Barbara Doyle Duncan, who collected, exhibited and wrote about modern Latin American art when the field was still little known to much of the United States art world, died on March 28 at her home in New York. She was 82.

Ms. Duncan's interest in Latin American art began when she and her husband, John C. Duncan, a businessman, lived in Lima, Peru, from 1947 to 1955. There, and on quick trips elsewhere, she met artists and bought their work.

In New York in the 1960's, she earned a master's degree at the Institute of Fine Arts, for which she wrote two theses, one on colonial Peruvian religious art, the other on the painter Joaquín Torres-García (1874-1949).

In 1977 she organized the influential exhibition "Recent Latin American Drawings (1969-1976): Lines of Vision," which included 100 artists, and in 1985 she organized another important show, "Gloria in Excelsis: The Virgin and Angels in Viceregal Painting of Peru and Bolivia." Each exhibition appeared at the Americas Society in Manhattan.
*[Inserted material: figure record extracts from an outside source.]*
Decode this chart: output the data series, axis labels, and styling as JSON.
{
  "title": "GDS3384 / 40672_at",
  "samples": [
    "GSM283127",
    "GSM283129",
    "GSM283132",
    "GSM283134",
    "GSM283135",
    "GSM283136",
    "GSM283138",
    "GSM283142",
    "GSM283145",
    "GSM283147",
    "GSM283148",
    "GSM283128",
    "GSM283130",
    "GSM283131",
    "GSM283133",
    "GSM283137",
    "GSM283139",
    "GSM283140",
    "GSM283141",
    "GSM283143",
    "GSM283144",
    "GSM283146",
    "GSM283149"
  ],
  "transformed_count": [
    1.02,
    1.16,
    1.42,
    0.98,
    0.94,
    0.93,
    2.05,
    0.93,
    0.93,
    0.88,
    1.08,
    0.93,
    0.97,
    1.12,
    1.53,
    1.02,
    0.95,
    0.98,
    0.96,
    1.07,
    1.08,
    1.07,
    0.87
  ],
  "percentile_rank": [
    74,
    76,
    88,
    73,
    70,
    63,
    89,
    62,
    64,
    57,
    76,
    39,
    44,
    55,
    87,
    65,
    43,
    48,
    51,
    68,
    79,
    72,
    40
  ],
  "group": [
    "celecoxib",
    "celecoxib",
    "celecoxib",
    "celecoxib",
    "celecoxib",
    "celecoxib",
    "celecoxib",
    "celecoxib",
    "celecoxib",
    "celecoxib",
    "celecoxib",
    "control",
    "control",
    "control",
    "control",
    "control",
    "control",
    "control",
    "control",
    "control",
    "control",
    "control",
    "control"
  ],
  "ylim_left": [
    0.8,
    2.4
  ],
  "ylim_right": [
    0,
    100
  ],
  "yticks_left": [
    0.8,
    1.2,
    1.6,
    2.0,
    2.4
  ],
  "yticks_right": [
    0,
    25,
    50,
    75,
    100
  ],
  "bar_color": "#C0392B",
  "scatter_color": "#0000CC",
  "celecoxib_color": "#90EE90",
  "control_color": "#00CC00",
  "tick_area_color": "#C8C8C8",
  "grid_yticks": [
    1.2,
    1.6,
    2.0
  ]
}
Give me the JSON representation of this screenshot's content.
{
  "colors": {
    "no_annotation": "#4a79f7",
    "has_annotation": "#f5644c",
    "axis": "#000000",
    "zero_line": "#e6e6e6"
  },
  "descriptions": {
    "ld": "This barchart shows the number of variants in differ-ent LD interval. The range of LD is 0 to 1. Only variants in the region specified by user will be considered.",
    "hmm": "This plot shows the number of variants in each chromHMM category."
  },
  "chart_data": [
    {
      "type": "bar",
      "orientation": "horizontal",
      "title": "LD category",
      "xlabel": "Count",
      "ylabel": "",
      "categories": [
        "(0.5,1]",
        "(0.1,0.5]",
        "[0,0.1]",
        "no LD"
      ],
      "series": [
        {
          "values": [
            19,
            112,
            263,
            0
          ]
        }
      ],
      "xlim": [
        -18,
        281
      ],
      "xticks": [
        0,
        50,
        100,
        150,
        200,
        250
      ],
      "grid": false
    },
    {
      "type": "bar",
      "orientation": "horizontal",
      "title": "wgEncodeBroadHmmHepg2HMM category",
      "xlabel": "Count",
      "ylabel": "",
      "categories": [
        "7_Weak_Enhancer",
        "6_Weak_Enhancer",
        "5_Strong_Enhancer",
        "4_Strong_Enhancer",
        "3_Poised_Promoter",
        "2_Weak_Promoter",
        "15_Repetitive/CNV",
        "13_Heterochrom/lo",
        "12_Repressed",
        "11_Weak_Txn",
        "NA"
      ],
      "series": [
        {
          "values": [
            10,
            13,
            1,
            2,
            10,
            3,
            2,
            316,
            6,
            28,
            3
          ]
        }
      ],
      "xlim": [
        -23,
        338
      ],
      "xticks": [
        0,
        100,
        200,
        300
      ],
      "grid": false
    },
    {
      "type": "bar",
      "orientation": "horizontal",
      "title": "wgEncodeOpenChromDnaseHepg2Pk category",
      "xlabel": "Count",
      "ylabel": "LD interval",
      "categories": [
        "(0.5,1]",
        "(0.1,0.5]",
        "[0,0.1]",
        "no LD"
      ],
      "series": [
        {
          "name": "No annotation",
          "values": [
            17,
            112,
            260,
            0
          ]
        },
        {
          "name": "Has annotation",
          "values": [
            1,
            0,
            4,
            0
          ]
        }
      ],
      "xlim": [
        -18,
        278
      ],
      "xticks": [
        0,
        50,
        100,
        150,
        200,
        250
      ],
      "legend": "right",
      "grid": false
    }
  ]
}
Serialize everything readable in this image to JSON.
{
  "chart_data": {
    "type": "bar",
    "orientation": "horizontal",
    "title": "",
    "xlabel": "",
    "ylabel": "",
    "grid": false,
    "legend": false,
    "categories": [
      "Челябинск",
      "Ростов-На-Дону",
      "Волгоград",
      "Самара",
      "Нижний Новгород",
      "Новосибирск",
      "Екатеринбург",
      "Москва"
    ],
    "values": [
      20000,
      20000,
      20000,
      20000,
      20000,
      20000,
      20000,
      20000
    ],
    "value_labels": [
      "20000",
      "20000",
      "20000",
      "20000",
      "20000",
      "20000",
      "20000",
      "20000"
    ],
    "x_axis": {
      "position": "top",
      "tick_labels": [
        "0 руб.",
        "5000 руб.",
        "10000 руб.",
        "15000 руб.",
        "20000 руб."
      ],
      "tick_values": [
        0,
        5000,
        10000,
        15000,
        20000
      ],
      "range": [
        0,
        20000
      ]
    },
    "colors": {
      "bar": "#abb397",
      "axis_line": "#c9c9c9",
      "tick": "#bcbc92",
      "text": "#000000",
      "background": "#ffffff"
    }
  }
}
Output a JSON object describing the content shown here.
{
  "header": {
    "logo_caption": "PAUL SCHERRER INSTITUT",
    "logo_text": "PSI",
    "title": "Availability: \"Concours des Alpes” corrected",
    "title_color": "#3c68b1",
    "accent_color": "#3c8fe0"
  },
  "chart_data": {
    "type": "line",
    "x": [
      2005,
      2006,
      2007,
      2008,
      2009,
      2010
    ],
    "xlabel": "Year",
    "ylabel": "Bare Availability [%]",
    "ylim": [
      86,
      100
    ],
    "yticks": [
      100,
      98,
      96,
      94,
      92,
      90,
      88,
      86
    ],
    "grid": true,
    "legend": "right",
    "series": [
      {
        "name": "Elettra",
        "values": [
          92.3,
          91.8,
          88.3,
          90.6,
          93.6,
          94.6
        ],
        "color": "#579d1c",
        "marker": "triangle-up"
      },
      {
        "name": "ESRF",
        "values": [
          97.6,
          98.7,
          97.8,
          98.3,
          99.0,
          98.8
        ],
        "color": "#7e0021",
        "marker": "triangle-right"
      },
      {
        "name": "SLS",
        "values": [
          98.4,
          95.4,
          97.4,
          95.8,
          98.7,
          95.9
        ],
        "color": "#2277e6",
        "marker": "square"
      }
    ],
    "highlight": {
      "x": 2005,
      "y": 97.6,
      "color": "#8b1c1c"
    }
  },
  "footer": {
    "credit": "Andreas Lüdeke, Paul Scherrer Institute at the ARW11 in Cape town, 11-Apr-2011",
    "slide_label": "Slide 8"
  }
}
In 1979 she helped plan the first auction of Latin American art at Sotheby's in New York. It was an unexpected success and did much to give that art a wider public and institutional presence.

She and her husband donated their collection, considered one of the best ensembles of post-1960's Latin American work in the United States, to the Archer M. Huntington Art Gallery (now the Jack S. Blanton Museum of Art) at the University of Texas, Austin, to which Ms. Duncan also gave a substantial collection of archival material.

In addition to being on the board of directors of the Americas Society, she was a life trustee of the International House, New York; and a director of the International Council of the Museum of Modern Art.

In an interview in the catalog for the 1997 exhibition "Realigning Vision: Alternative Currents in South American Drawing," organized by the University of Texas on the model of one of her earlier shows, she said that what she found distinctive about the art to which she had devoted her attention was its "reluctance to give up the subject of the human condition."

Ms. Duncan is survived by her husband of 62 years, who lives in New York; a son, Craig Duncan, of Greenwich, Conn; two daughters, Lynn Tarbox of Tampa, Fla., and Gail Simmons of New York; five grandchildren; and two great-grandchildren.